Here in the United States, he grew up in the Los Angeles area, but he and his family came to Utah about 10 years ago, drawn by jobs, the relative tranquilty and lower cost of living. In a way, he feels stronger roots in Los Angeles than Guatemala.
“I kind of miss LA more than anything,” he said.
Rufino Bocel, originally from Guatemala, now living in Centerville
Rufino Bocel grew up on Solola, Guatemala, and his brothers fled to the United States to escape the Civil War there between leftist guerrillas and government forces. He followed in 1991, when he was a teenager, living with them in Los Angeles.
Back in Guatemala, his parents were forced by threat to cooperate with guerrillas at times, making food for fighters, but they also caught flak from the government for those efforts. “We suffered from both sides because we didn’t join either one,” he said from Light and Truth Pentecostal Christian Church in southern Ogden.
The Civil War ended in 1996 and Bocel maintains that economics are, perhaps, a bigger factor prodding Guatemalans to migrate to the United States. “One of the reasons people come here is because there’s no way of progressing in Guatemala. If you want to earn a living, you have to go out of your country,” he said.
He misses the mountains and forests of his native country, but in the Wasatch Front, another mountainous zone, he has forged a home. Bocel came to Utah about 15 years ago.
“I’m close to the mountain, maybe two minutes away That’s probably one of the best things,” he said.
Iris Mencia, originially from Honduras, now a stay-at-home grandma in Riverdale
Iris Mencia, originally from Tegucigalpa, Honduras, came to the United States in 1981, in part wanting to learn English. She had been a stewardess, but lined up a position as a nanny in Cheyenne, Wyoming, which, as it turns out, fell through when she fnally arrived.

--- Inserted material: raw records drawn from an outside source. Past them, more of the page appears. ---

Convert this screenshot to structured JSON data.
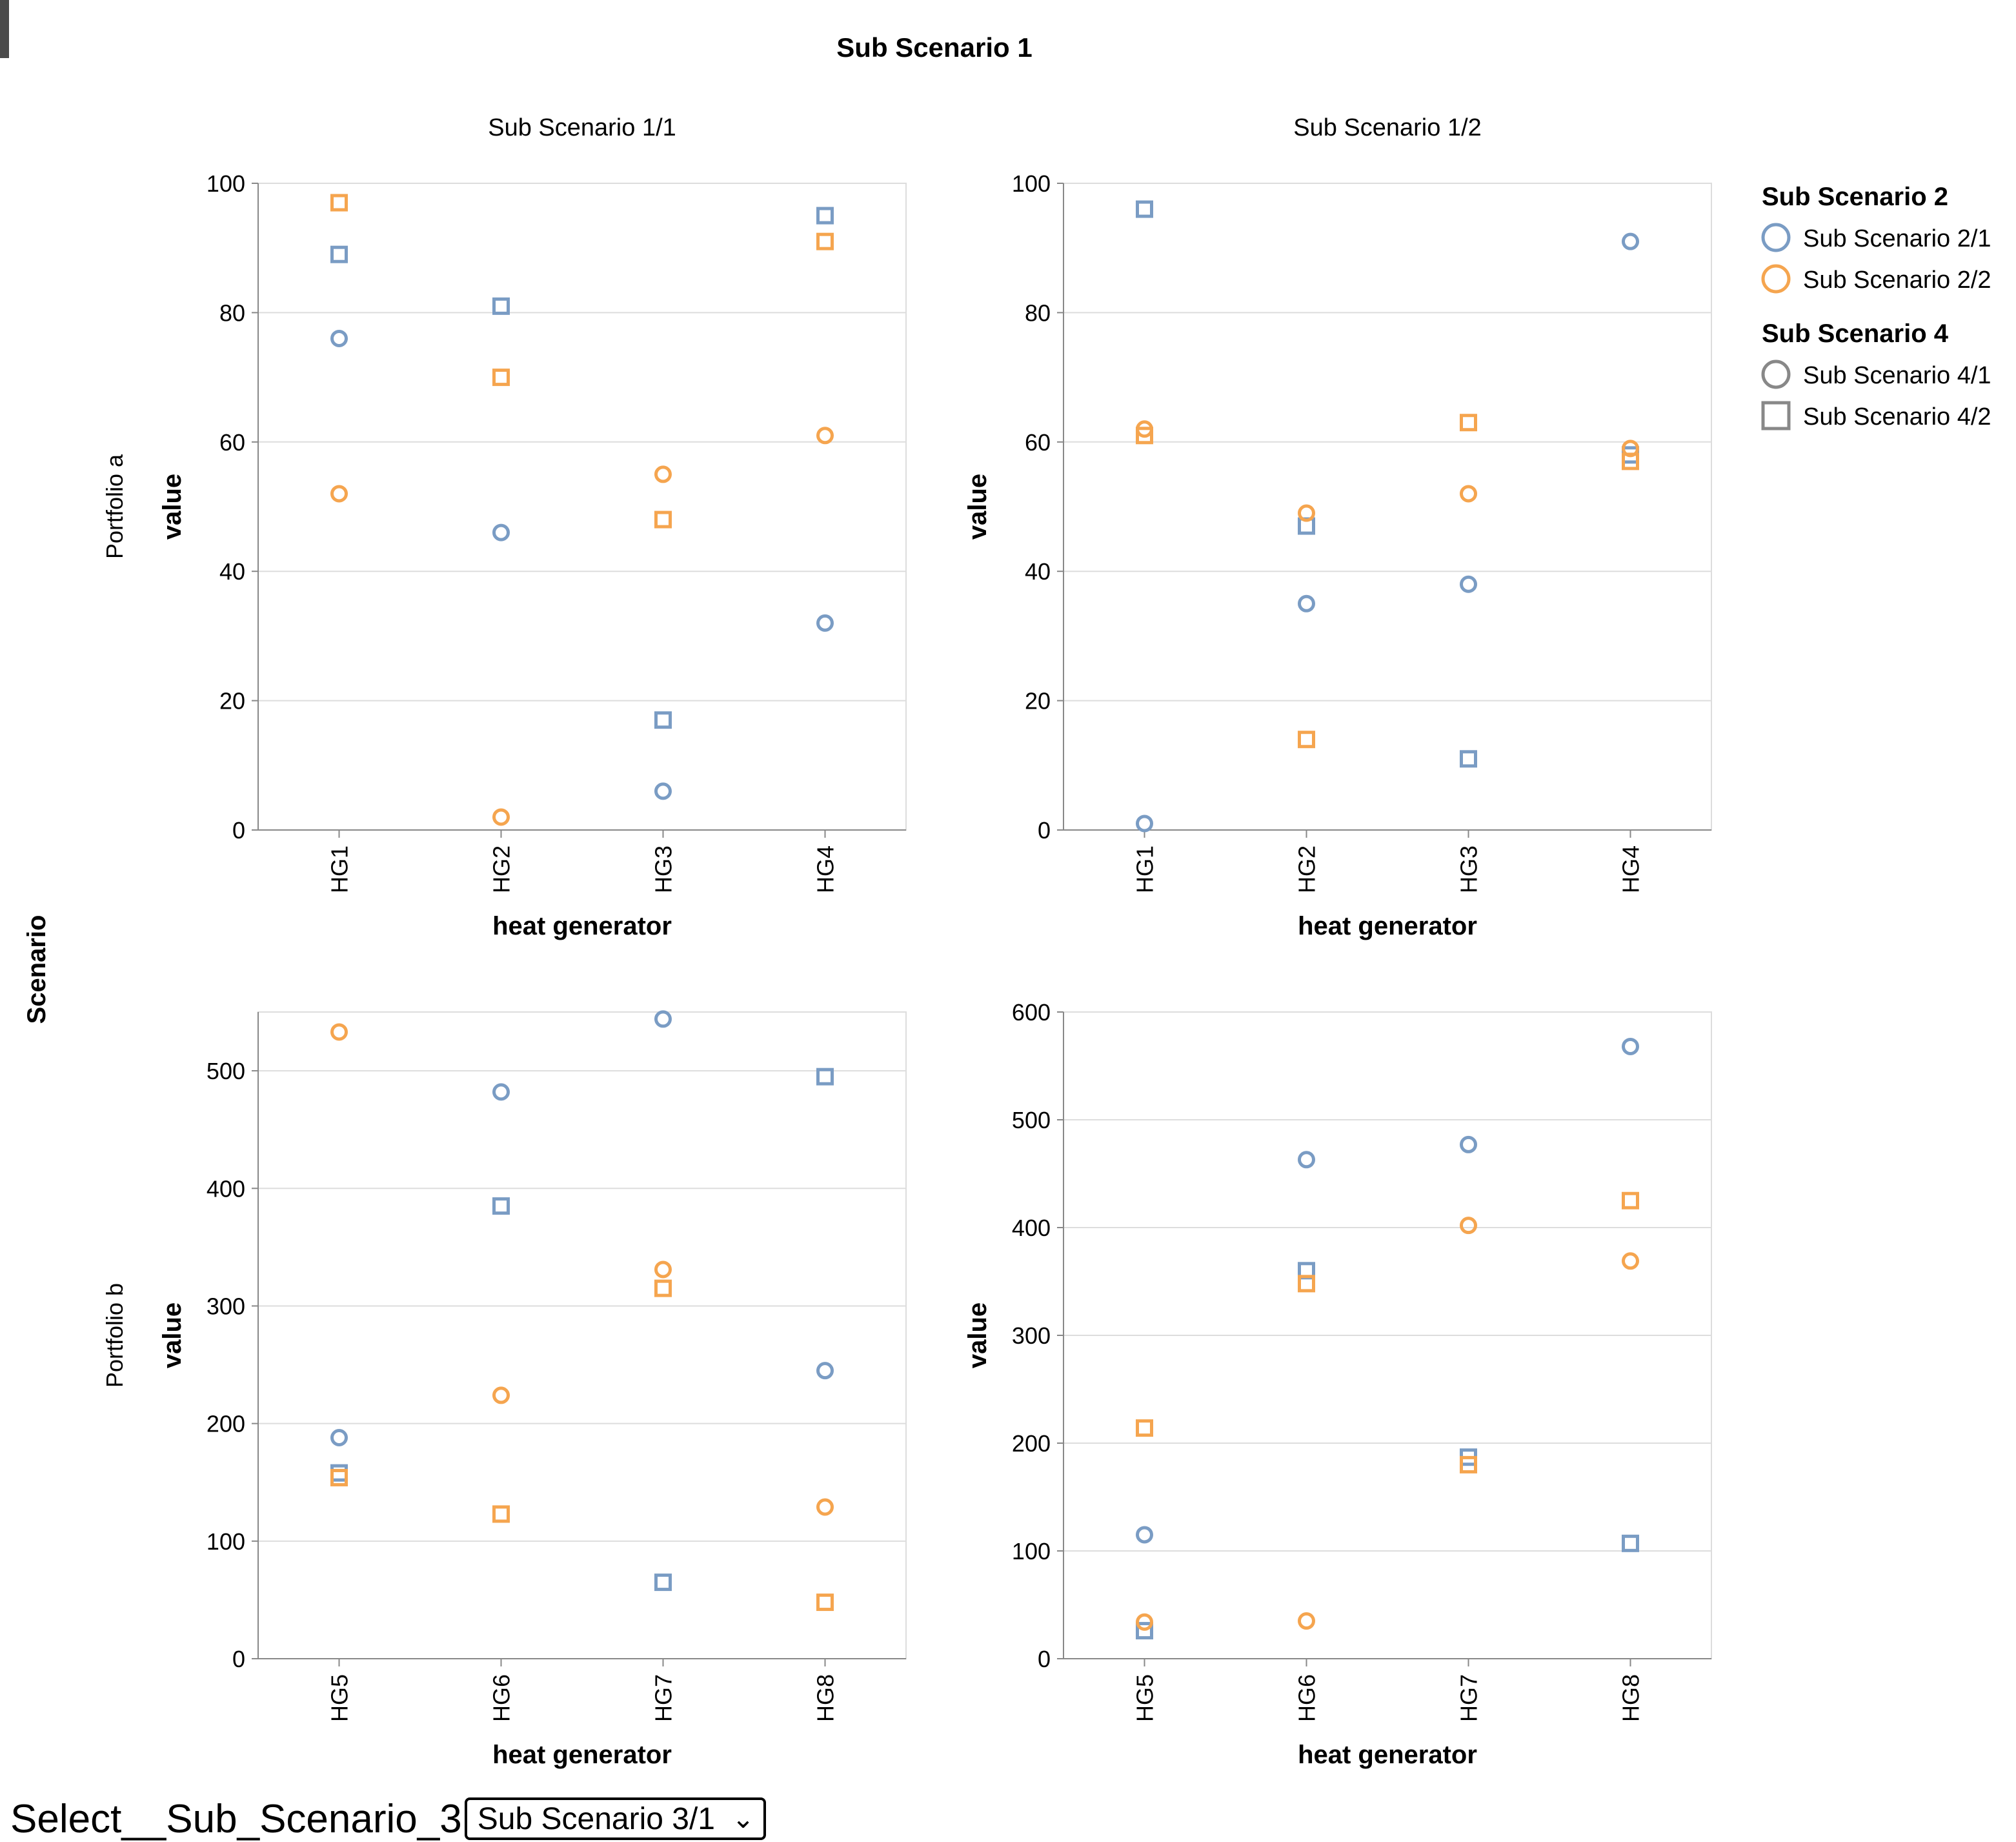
{
  "chart_data": {
    "type": "scatter",
    "title": "Sub Scenario 1",
    "row_title": "Scenario",
    "columns": [
      "Sub Scenario 1/1",
      "Sub Scenario 1/2"
    ],
    "rows": [
      "Portfolio a",
      "Portfolio b"
    ],
    "xlabel": "heat generator",
    "ylabel": "value",
    "grid": true,
    "legend_placement": "top-right",
    "legends": [
      {
        "title": "Sub Scenario 2",
        "kind": "color",
        "entries": [
          {
            "label": "Sub Scenario 2/1",
            "color": "#7a9cc4"
          },
          {
            "label": "Sub Scenario 2/2",
            "color": "#f5a54f"
          }
        ]
      },
      {
        "title": "Sub Scenario 4",
        "kind": "shape",
        "entries": [
          {
            "label": "Sub Scenario 4/1",
            "shape": "circle"
          },
          {
            "label": "Sub Scenario 4/2",
            "shape": "square"
          }
        ]
      }
    ],
    "panels": [
      {
        "row": "Portfolio a",
        "column": "Sub Scenario 1/1",
        "categories": [
          "HG1",
          "HG2",
          "HG3",
          "HG4"
        ],
        "ylim": [
          0,
          100
        ],
        "yticks": [
          0,
          20,
          40,
          60,
          80,
          100
        ],
        "series": [
          {
            "color_series": "Sub Scenario 2/1",
            "shape_series": "Sub Scenario 4/1",
            "values": [
              76,
              46,
              6,
              32
            ]
          },
          {
            "color_series": "Sub Scenario 2/1",
            "shape_series": "Sub Scenario 4/2",
            "values": [
              89,
              81,
              17,
              95
            ]
          },
          {
            "color_series": "Sub Scenario 2/2",
            "shape_series": "Sub Scenario 4/1",
            "values": [
              52,
              2,
              55,
              61
            ]
          },
          {
            "color_series": "Sub Scenario 2/2",
            "shape_series": "Sub Scenario 4/2",
            "values": [
              97,
              70,
              48,
              91
            ]
          }
        ]
      },
      {
        "row": "Portfolio a",
        "column": "Sub Scenario 1/2",
        "categories": [
          "HG1",
          "HG2",
          "HG3",
          "HG4"
        ],
        "ylim": [
          0,
          100
        ],
        "yticks": [
          0,
          20,
          40,
          60,
          80,
          100
        ],
        "series": [
          {
            "color_series": "Sub Scenario 2/1",
            "shape_series": "Sub Scenario 4/1",
            "values": [
              1,
              35,
              38,
              91
            ]
          },
          {
            "color_series": "Sub Scenario 2/1",
            "shape_series": "Sub Scenario 4/2",
            "values": [
              96,
              47,
              11,
              58
            ]
          },
          {
            "color_series": "Sub Scenario 2/2",
            "shape_series": "Sub Scenario 4/1",
            "values": [
              62,
              49,
              52,
              59
            ]
          },
          {
            "color_series": "Sub Scenario 2/2",
            "shape_series": "Sub Scenario 4/2",
            "values": [
              61,
              14,
              63,
              57
            ]
          }
        ]
      },
      {
        "row": "Portfolio b",
        "column": "Sub Scenario 1/1",
        "categories": [
          "HG5",
          "HG6",
          "HG7",
          "HG8"
        ],
        "ylim": [
          0,
          550
        ],
        "yticks": [
          0,
          100,
          200,
          300,
          400,
          500
        ],
        "series": [
          {
            "color_series": "Sub Scenario 2/1",
            "shape_series": "Sub Scenario 4/1",
            "values": [
              188,
              482,
              544,
              245
            ]
          },
          {
            "color_series": "Sub Scenario 2/1",
            "shape_series": "Sub Scenario 4/2",
            "values": [
              158,
              385,
              65,
              495
            ]
          },
          {
            "color_series": "Sub Scenario 2/2",
            "shape_series": "Sub Scenario 4/1",
            "values": [
              533,
              224,
              331,
              129
            ]
          },
          {
            "color_series": "Sub Scenario 2/2",
            "shape_series": "Sub Scenario 4/2",
            "values": [
              154,
              123,
              315,
              48
            ]
          }
        ]
      },
      {
        "row": "Portfolio b",
        "column": "Sub Scenario 1/2",
        "categories": [
          "HG5",
          "HG6",
          "HG7",
          "HG8"
        ],
        "ylim": [
          0,
          600
        ],
        "yticks": [
          0,
          100,
          200,
          300,
          400,
          500,
          600
        ],
        "series": [
          {
            "color_series": "Sub Scenario 2/1",
            "shape_series": "Sub Scenario 4/1",
            "values": [
              115,
              463,
              477,
              568
            ]
          },
          {
            "color_series": "Sub Scenario 2/1",
            "shape_series": "Sub Scenario 4/2",
            "values": [
              26,
              360,
              187,
              107
            ]
          },
          {
            "color_series": "Sub Scenario 2/2",
            "shape_series": "Sub Scenario 4/1",
            "values": [
              34,
              35,
              402,
              369
            ]
          },
          {
            "color_series": "Sub Scenario 2/2",
            "shape_series": "Sub Scenario 4/2",
            "values": [
              214,
              348,
              180,
              425
            ]
          }
        ]
      }
    ]
  },
  "control": {
    "label": "Select__Sub_Scenario_3",
    "selected": "Sub Scenario 3/1"
  },
  "colors": {
    "grid": "#dddddd",
    "axis": "#888888",
    "legend_neutral": "#888888"
  }
}
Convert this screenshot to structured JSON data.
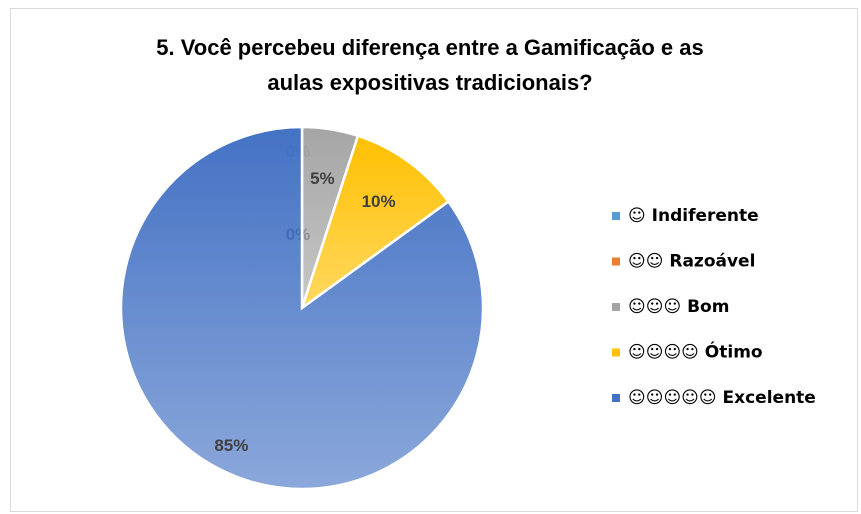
{
  "chart_data": {
    "type": "pie",
    "title": "5. Você percebeu diferença entre a Gamificação e as aulas expositivas tradicionais?",
    "categories": [
      "☺ Indiferente",
      "☺☺ Razoável",
      "☺☺☺ Bom",
      "☺☺☺☺ Ótimo",
      "☺☺☺☺☺ Excelente"
    ],
    "values": [
      0,
      0,
      5,
      10,
      85
    ],
    "value_labels": [
      "0%",
      "0%",
      "5%",
      "10%",
      "85%"
    ],
    "colors": [
      "#5b9bd5",
      "#ed7d31",
      "#a5a5a5",
      "#ffc000",
      "#4472c4"
    ],
    "legend": "right"
  }
}
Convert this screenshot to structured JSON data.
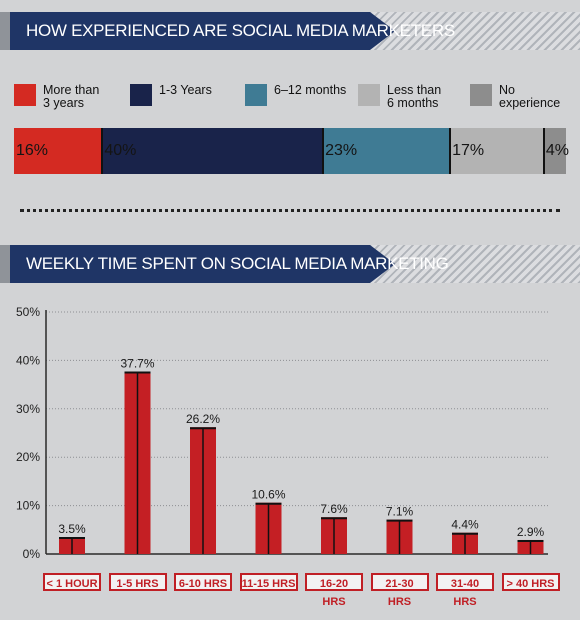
{
  "section1": {
    "title": "HOW EXPERIENCED ARE SOCIAL MEDIA MARKETERS"
  },
  "section2": {
    "title": "WEEKLY TIME SPENT ON SOCIAL MEDIA MARKETING"
  },
  "chart_data": [
    {
      "type": "bar",
      "stacked": true,
      "orientation": "horizontal",
      "categories": [
        "More than\n3 years",
        "1-3 Years",
        "6–12 months",
        "Less than\n6 months",
        "No\nexperience"
      ],
      "values": [
        16,
        40,
        23,
        17,
        4
      ],
      "value_labels": [
        "16%",
        "40%",
        "23%",
        "17%",
        "4%"
      ],
      "colors": [
        "#d42a22",
        "#19234a",
        "#3f7b94",
        "#b3b3b3",
        "#8d8d8d"
      ],
      "legend_position": "top"
    },
    {
      "type": "bar",
      "categories": [
        "< 1 HOUR",
        "1-5 HRS",
        "6-10 HRS",
        "11-15 HRS",
        "16-20 HRS",
        "21-30 HRS",
        "31-40 HRS",
        "> 40 HRS"
      ],
      "values": [
        3.5,
        37.7,
        26.2,
        10.6,
        7.6,
        7.1,
        4.4,
        2.9
      ],
      "value_labels": [
        "3.5%",
        "37.7%",
        "26.2%",
        "10.6%",
        "7.6%",
        "7.1%",
        "4.4%",
        "2.9%"
      ],
      "yticks": [
        "0%",
        "10%",
        "20%",
        "30%",
        "40%",
        "50%"
      ],
      "ylim": [
        0,
        50
      ],
      "grid": true,
      "bar_color": "#c41f24"
    }
  ]
}
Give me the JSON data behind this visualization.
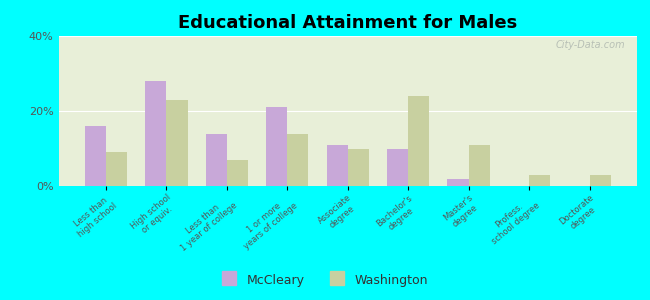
{
  "title": "Educational Attainment for Males",
  "categories": [
    "Less than\nhigh school",
    "High school\nor equiv.",
    "Less than\n1 year of college",
    "1 or more\nyears of college",
    "Associate\ndegree",
    "Bachelor's\ndegree",
    "Master's\ndegree",
    "Profess.\nschool degree",
    "Doctorate\ndegree"
  ],
  "mccleary": [
    16,
    28,
    14,
    21,
    11,
    10,
    2,
    0,
    0
  ],
  "washington": [
    9,
    23,
    7,
    14,
    10,
    24,
    11,
    3,
    3
  ],
  "mccleary_color": "#c8a8d8",
  "washington_color": "#c8d0a0",
  "background_color": "#00ffff",
  "plot_bg": "#e8efd8",
  "ylim": [
    0,
    40
  ],
  "yticks": [
    0,
    20,
    40
  ],
  "ytick_labels": [
    "0%",
    "20%",
    "40%"
  ],
  "bar_width": 0.35,
  "legend_labels": [
    "McCleary",
    "Washington"
  ],
  "watermark": "City-Data.com"
}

Things eventually righted themselves. She married a man from Chiapas, Mexico, and now lives in Riverdale, spending her days caring for granchildren. “I fell in love ... and I never returned,” she said.
She’s sympathetic to those mired in poverty in Honduras. “For the poor, it’s getting worse and worse,” she said. And she likes hearing a Honduran accent on the rare occasion she encounters someone else from the Central American country.
Little by little, though, the more dominant Mexican culture has had an influence. She speaks Spanish with a Mexican accent and cooks mainly Mexican food — the effect of her husband and many Mexican friends. "Everyone thinks I'm from Mexico. No one thinks I'm from Honduras. They say, 'You seem Mexican,’” she said from The People’s Church in Ogden.
Alberto Rodriguez, originally from El Salvador, now in Ogden
Gangs in El Salvador have influence.
Alberto Rodriguez, originally from San Rafael Obrajuelo, El Salvador, remembers occasions when gangs would get word out that no one was to be out in the streets, meant as a show of their power. At the appointed time, even if it were the middle of the day, stores would close, schools would send kids home early and public transport would screech to a halt.
Only military forces would be out.
Such displays of force notwithstanding, it could be difficult to figure out who was involved in the gangs. “You don’t know how to distinuish them,” he said.
For a time, he had to make monthly payments to gangs so they’d leave the family business, a gym, alone. But they’d send a kid to pick the money up, helping shield who was further up the chain of comment.
Rodriguez came last year to the United States, joining his wife and other family members here, and works for a propane gas company.
“They tell me I’m Mexican becasue most Americans think Latinos are all Mexican. They don’t differentiate,” he said. “I say I’m Salvadoran. Some say, ‘Where’s that?’ Some ask what’s the weather like.”